Our conclusion that Rsidue 's holding is narrowly limited does not run afoul of the rule prohibiting us from overruling our prior decisions. See Rsidue, LLC v. Michaud , 2006 WI App 164, 295 Wis. 2d 585, 721 N.W.2d 718; Cook v. Cook , 208 Wis. 2d 166, 190, 560 N.W.2d 246 (1997). Indeed, Cook compels our conclusion. If we were to interpret Rsidue as applicable to the costs and attorney fees context under WIS. STAT. § 425.308(1), then we would have to disregard Rsidue as contrary to the prior decisions by both this court and our supreme court in Community Credit Plan, Inc. v. Johnson , 221 Wis. 2d 766, 774, 777-78, 586 N.W.2d 77 (Ct. App. 1998) (majority, and Curley, J., dissenting), aff'd, 228 Wis. 2d 30, 35-37, 596 N.W.2d 799 (1999). See Cuene v. Hilliard , 2008 WI App 85, ¶ 15, 312 Wis. 2d 506, 754 N.W.2d 509 (To the extent a court of appeals holding conflicts with an earlier supreme court holding, we follow the supreme court's pronouncement.).
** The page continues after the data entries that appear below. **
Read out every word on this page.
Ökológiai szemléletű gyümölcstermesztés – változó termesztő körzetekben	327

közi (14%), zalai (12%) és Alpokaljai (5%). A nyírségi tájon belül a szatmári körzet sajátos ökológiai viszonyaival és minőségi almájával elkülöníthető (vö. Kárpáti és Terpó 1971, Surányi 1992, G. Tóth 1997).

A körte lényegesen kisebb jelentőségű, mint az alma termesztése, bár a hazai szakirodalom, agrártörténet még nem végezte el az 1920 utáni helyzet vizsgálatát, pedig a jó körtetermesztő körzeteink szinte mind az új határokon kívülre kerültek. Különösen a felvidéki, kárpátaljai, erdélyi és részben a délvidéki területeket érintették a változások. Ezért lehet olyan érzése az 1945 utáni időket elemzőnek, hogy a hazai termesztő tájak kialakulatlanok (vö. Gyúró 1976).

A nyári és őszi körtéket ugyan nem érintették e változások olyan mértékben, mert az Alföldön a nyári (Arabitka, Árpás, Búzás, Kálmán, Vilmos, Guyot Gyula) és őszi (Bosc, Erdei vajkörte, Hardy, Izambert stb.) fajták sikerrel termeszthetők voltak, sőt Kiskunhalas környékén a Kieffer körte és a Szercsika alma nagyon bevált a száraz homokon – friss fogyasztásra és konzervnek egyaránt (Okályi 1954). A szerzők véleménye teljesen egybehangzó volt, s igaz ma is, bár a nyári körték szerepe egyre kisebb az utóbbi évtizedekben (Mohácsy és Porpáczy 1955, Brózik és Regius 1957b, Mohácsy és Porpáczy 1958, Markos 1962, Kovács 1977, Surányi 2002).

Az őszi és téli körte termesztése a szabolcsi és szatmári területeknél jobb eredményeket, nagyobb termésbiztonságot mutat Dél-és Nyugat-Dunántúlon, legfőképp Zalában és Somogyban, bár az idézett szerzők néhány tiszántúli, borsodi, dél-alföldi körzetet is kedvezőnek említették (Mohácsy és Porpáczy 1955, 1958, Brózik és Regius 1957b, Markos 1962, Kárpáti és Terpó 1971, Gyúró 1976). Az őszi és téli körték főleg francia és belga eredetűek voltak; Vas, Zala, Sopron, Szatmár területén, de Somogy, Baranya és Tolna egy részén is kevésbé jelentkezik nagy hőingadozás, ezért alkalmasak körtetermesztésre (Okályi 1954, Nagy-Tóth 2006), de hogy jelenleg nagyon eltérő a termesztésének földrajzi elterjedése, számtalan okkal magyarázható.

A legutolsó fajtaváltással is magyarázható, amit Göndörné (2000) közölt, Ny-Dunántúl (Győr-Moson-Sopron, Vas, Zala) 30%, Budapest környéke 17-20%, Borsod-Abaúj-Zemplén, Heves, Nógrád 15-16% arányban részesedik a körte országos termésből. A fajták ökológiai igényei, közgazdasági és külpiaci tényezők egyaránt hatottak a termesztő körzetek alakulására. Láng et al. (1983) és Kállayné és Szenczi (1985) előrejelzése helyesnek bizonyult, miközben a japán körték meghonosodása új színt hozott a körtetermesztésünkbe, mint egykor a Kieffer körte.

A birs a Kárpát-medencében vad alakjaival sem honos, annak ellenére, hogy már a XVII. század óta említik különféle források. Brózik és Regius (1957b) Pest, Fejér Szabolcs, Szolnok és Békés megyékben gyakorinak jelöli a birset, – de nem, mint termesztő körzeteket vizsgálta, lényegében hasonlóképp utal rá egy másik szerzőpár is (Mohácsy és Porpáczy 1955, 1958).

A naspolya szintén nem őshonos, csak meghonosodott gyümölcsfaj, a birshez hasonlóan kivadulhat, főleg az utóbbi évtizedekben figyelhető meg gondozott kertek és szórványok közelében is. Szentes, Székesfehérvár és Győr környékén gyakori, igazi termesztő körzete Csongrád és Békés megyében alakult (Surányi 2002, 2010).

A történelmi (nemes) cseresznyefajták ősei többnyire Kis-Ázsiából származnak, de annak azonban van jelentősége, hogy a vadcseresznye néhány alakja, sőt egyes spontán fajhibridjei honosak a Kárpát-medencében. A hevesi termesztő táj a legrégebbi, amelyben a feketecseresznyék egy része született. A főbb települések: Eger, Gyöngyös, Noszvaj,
Webster further argues our holding in Rsidue was dicta, and erroneous because it does not account for WIS. STAT. § 425.302, which provides for recovery of twenty-five dollars plus "actual damages, including any incidental and consequential damages, sustained by the customer by reason of the violation" for "all violations for which no other remedy is specifically provided." We need not address this issue. See Mercado v. GE Money Bank , 2009 WI App 73, ¶ 2 n. 2, 318 Wis. 2d 216, 768 N.W.2d 53 (declining to address, as nondispositive, whether pleading deficiencies under WIS. STAT. § 425.109(1)(h) could form the basis of substantive claims).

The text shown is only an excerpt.